Slice against the grain into ¼-inch thick strips.
Make the Marinade
In a large bowl, whisk together the soy sauce, Worcestershire sauce, brown sugar, onion powder, garlic powder, black pepper, smoked paprika, red pepper flakes, and apple cider vinegar.
Add the beef strips and toss to coat evenly.
Cover and refrigerate for 24 hours.
Drain and Dry
Remove the beef from the marinade and pat dry with paper towels.
Place the strips in a single layer on Wolf dehydrator racks or wire oven racks set over sheet pans. Avoid overlapping.

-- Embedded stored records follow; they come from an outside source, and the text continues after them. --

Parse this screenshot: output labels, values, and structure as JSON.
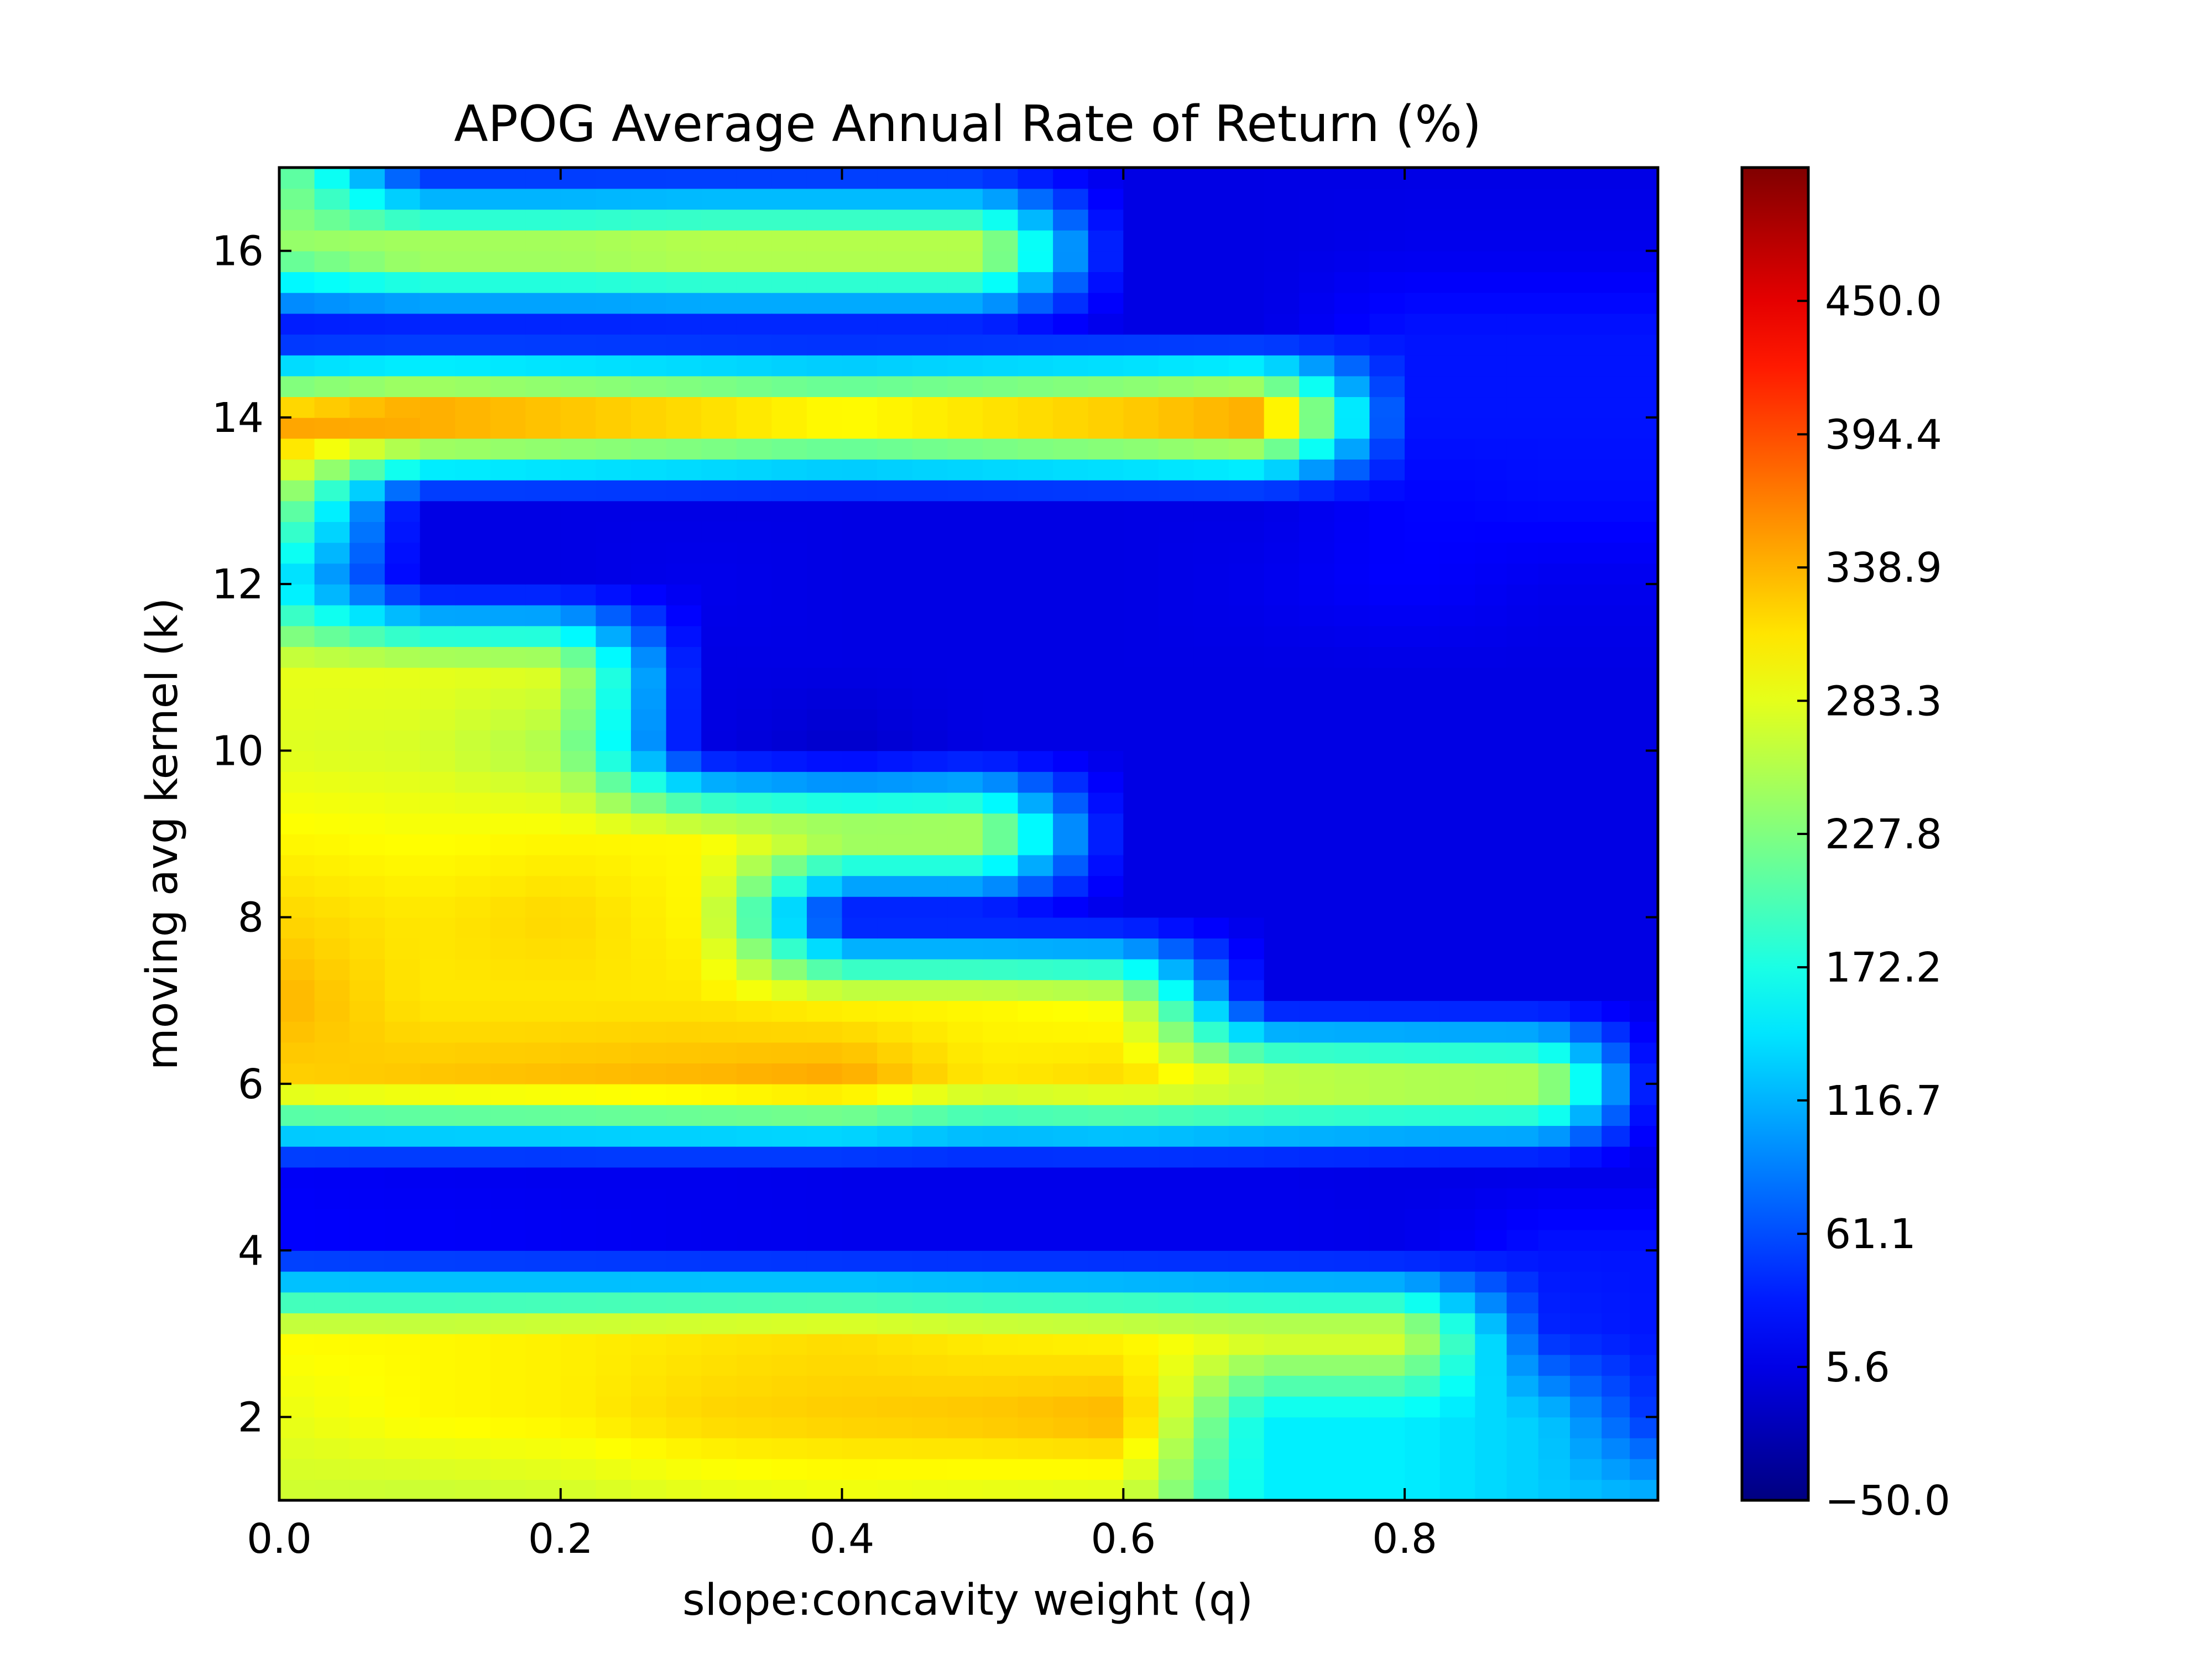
{
  "chart_data": {
    "type": "heatmap",
    "title": "APOG Average Annual Rate of Return (%)",
    "xlabel": "slope:concavity weight (q)",
    "ylabel": "moving avg kernel (k)",
    "xlim": [
      0.0,
      0.98
    ],
    "ylim": [
      1,
      17
    ],
    "x_ticks": [
      0.0,
      0.2,
      0.4,
      0.6,
      0.8
    ],
    "x_tick_labels": [
      "0.0",
      "0.2",
      "0.4",
      "0.6",
      "0.8"
    ],
    "y_ticks": [
      2,
      4,
      6,
      8,
      10,
      12,
      14,
      16
    ],
    "y_tick_labels": [
      "2",
      "4",
      "6",
      "8",
      "10",
      "12",
      "14",
      "16"
    ],
    "colorscale": "jet",
    "vmin": -50.0,
    "vmax": 505.6,
    "colorbar_ticks": [
      -50.0,
      5.6,
      61.1,
      116.7,
      172.2,
      227.8,
      283.3,
      338.9,
      394.4,
      450.0
    ],
    "colorbar_tick_labels": [
      "−50.0",
      "5.6",
      "61.1",
      "116.7",
      "172.2",
      "227.8",
      "283.3",
      "338.9",
      "394.4",
      "450.0"
    ],
    "x": [
      0.0,
      0.1,
      0.2,
      0.3,
      0.4,
      0.5,
      0.6,
      0.7,
      0.8,
      0.9,
      0.98
    ],
    "y": [
      1,
      2,
      3,
      4,
      5,
      6,
      7,
      8,
      9,
      10,
      11,
      12,
      13,
      14,
      15,
      16,
      17
    ],
    "z": [
      [
        270,
        265,
        270,
        280,
        285,
        280,
        275,
        150,
        150,
        130,
        120
      ],
      [
        285,
        300,
        305,
        320,
        325,
        330,
        340,
        150,
        150,
        130,
        40
      ],
      [
        300,
        300,
        305,
        310,
        315,
        305,
        300,
        290,
        290,
        40,
        30
      ],
      [
        20,
        18,
        15,
        12,
        10,
        10,
        10,
        10,
        8,
        30,
        30
      ],
      [
        15,
        12,
        10,
        10,
        8,
        8,
        8,
        8,
        5,
        5,
        5
      ],
      [
        320,
        330,
        335,
        340,
        350,
        310,
        320,
        300,
        290,
        285,
        5
      ],
      [
        340,
        310,
        310,
        310,
        300,
        300,
        290,
        5,
        5,
        5,
        5
      ],
      [
        320,
        310,
        320,
        300,
        5,
        5,
        5,
        5,
        5,
        5,
        5
      ],
      [
        300,
        295,
        300,
        300,
        280,
        280,
        5,
        5,
        5,
        5,
        5
      ],
      [
        280,
        275,
        250,
        5,
        -10,
        5,
        5,
        5,
        5,
        5,
        5
      ],
      [
        285,
        285,
        280,
        5,
        5,
        5,
        5,
        5,
        5,
        5,
        5
      ],
      [
        150,
        5,
        5,
        10,
        5,
        5,
        5,
        10,
        20,
        10,
        10
      ],
      [
        250,
        5,
        5,
        5,
        5,
        5,
        5,
        5,
        20,
        25,
        25
      ],
      [
        360,
        390,
        375,
        360,
        340,
        355,
        370,
        390,
        30,
        30,
        30
      ],
      [
        5,
        5,
        5,
        5,
        5,
        5,
        5,
        5,
        30,
        30,
        30
      ],
      [
        240,
        280,
        280,
        290,
        290,
        290,
        5,
        5,
        10,
        10,
        10
      ],
      [
        230,
        20,
        20,
        20,
        20,
        20,
        5,
        5,
        5,
        5,
        5
      ]
    ]
  }
}
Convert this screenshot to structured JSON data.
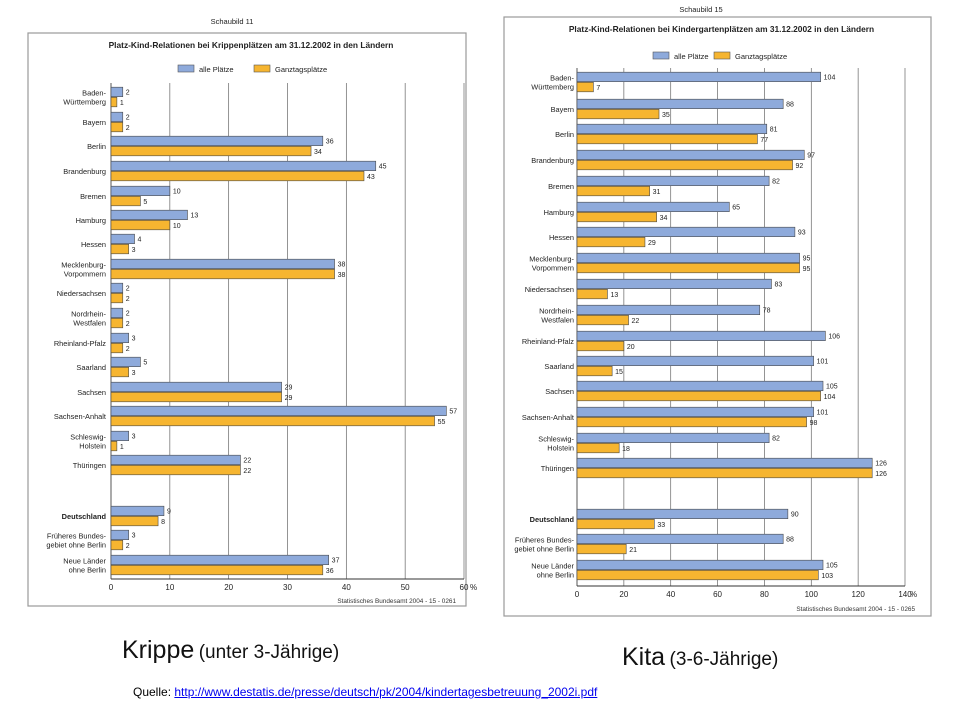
{
  "chart_data": [
    {
      "type": "bar",
      "orientation": "horizontal",
      "schaubild": "Schaubild 11",
      "title": "Platz-Kind-Relationen bei Krippenplätzen am 31.12.2002 in den Ländern",
      "footer": "Statistisches Bundesamt 2004 - 15 - 0261",
      "unit": "%",
      "xlim": [
        0,
        60
      ],
      "ticks": [
        0,
        10,
        20,
        30,
        40,
        50,
        60
      ],
      "grid": true,
      "legend_position": "top",
      "series": [
        {
          "name": "alle Plätze",
          "color": "#8eaadb"
        },
        {
          "name": "Ganztagsplätze",
          "color": "#f6b530"
        }
      ],
      "categories": [
        {
          "label": [
            "Baden-",
            "Württemberg"
          ],
          "values": [
            2,
            1
          ]
        },
        {
          "label": [
            "Bayern"
          ],
          "values": [
            2,
            2
          ]
        },
        {
          "label": [
            "Berlin"
          ],
          "values": [
            36,
            34
          ]
        },
        {
          "label": [
            "Brandenburg"
          ],
          "values": [
            45,
            43
          ]
        },
        {
          "label": [
            "Bremen"
          ],
          "values": [
            10,
            5
          ]
        },
        {
          "label": [
            "Hamburg"
          ],
          "values": [
            13,
            10
          ]
        },
        {
          "label": [
            "Hessen"
          ],
          "values": [
            4,
            3
          ]
        },
        {
          "label": [
            "Mecklenburg-",
            "Vorpommern"
          ],
          "values": [
            38,
            38
          ]
        },
        {
          "label": [
            "Niedersachsen"
          ],
          "values": [
            2,
            2
          ]
        },
        {
          "label": [
            "Nordrhein-",
            "Westfalen"
          ],
          "values": [
            2,
            2
          ]
        },
        {
          "label": [
            "Rheinland-Pfalz"
          ],
          "values": [
            3,
            2
          ]
        },
        {
          "label": [
            "Saarland"
          ],
          "values": [
            5,
            3
          ]
        },
        {
          "label": [
            "Sachsen"
          ],
          "values": [
            29,
            29
          ]
        },
        {
          "label": [
            "Sachsen-Anhalt"
          ],
          "values": [
            57,
            55
          ]
        },
        {
          "label": [
            "Schleswig-",
            "Holstein"
          ],
          "values": [
            3,
            1
          ]
        },
        {
          "label": [
            "Thüringen"
          ],
          "values": [
            22,
            22
          ]
        },
        {
          "label": [
            "Deutschland"
          ],
          "values": [
            9,
            8
          ],
          "bold": true,
          "gap_before": true
        },
        {
          "label": [
            "Früheres Bundes-",
            "gebiet ohne Berlin"
          ],
          "values": [
            3,
            2
          ]
        },
        {
          "label": [
            "Neue Länder",
            "ohne Berlin"
          ],
          "values": [
            37,
            36
          ]
        }
      ]
    },
    {
      "type": "bar",
      "orientation": "horizontal",
      "schaubild": "Schaubild 15",
      "title": "Platz-Kind-Relationen bei Kindergartenplätzen am 31.12.2002 in den Ländern",
      "footer": "Statistisches Bundesamt 2004 - 15 - 0265",
      "unit": "%",
      "xlim": [
        0,
        140
      ],
      "ticks": [
        0,
        20,
        40,
        60,
        80,
        100,
        120,
        140
      ],
      "grid": true,
      "legend_position": "top",
      "series": [
        {
          "name": "alle Plätze",
          "color": "#8eaadb"
        },
        {
          "name": "Ganztagsplätze",
          "color": "#f6b530"
        }
      ],
      "categories": [
        {
          "label": [
            "Baden-",
            "Württemberg"
          ],
          "values": [
            104,
            7
          ]
        },
        {
          "label": [
            "Bayern"
          ],
          "values": [
            88,
            35
          ]
        },
        {
          "label": [
            "Berlin"
          ],
          "values": [
            81,
            77
          ]
        },
        {
          "label": [
            "Brandenburg"
          ],
          "values": [
            97,
            92
          ]
        },
        {
          "label": [
            "Bremen"
          ],
          "values": [
            82,
            31
          ]
        },
        {
          "label": [
            "Hamburg"
          ],
          "values": [
            65,
            34
          ]
        },
        {
          "label": [
            "Hessen"
          ],
          "values": [
            93,
            29
          ]
        },
        {
          "label": [
            "Mecklenburg-",
            "Vorpommern"
          ],
          "values": [
            95,
            95
          ]
        },
        {
          "label": [
            "Niedersachsen"
          ],
          "values": [
            83,
            13
          ]
        },
        {
          "label": [
            "Nordrhein-",
            "Westfalen"
          ],
          "values": [
            78,
            22
          ]
        },
        {
          "label": [
            "Rheinland-Pfalz"
          ],
          "values": [
            106,
            20
          ]
        },
        {
          "label": [
            "Saarland"
          ],
          "values": [
            101,
            15
          ]
        },
        {
          "label": [
            "Sachsen"
          ],
          "values": [
            105,
            104
          ]
        },
        {
          "label": [
            "Sachsen-Anhalt"
          ],
          "values": [
            101,
            98
          ]
        },
        {
          "label": [
            "Schleswig-",
            "Holstein"
          ],
          "values": [
            82,
            18
          ]
        },
        {
          "label": [
            "Thüringen"
          ],
          "values": [
            126,
            126
          ]
        },
        {
          "label": [
            "Deutschland"
          ],
          "values": [
            90,
            33
          ],
          "bold": true,
          "gap_before": true
        },
        {
          "label": [
            "Früheres Bundes-",
            "gebiet ohne Berlin"
          ],
          "values": [
            88,
            21
          ]
        },
        {
          "label": [
            "Neue Länder",
            "ohne Berlin"
          ],
          "values": [
            105,
            103
          ]
        }
      ]
    }
  ],
  "captions": {
    "left_big": "Krippe",
    "left_small": "(unter 3-Jährige)",
    "right_big": "Kita",
    "right_small": "(3-6-Jährige)"
  },
  "source": {
    "label": "Quelle:",
    "url": "http://www.destatis.de/presse/deutsch/pk/2004/kindertagesbetreuung_2002i.pdf"
  }
}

If you want extra spice, you can add more red pepper flakes at this stage.
Dehydrate
Set the Wolf Oven to Dehydrate Mode at 150°F.
Place the racks in the center of the oven. If using multiple racks, start in the center and space outward.
Install the dehydration kit oven door prop clip to allow airflow.
Drying Time
Dehydrate for 4 to 6 hours, checking every hour after the 4-hour mark.
Jerky is done when it’s dry but still slightly pliable—not brittle.
Cool and Store
Allow the jerky to cool completely before storing.
Store in an airtight container at room temperature for up to 1 week, or refrigerate for a longer shelf life.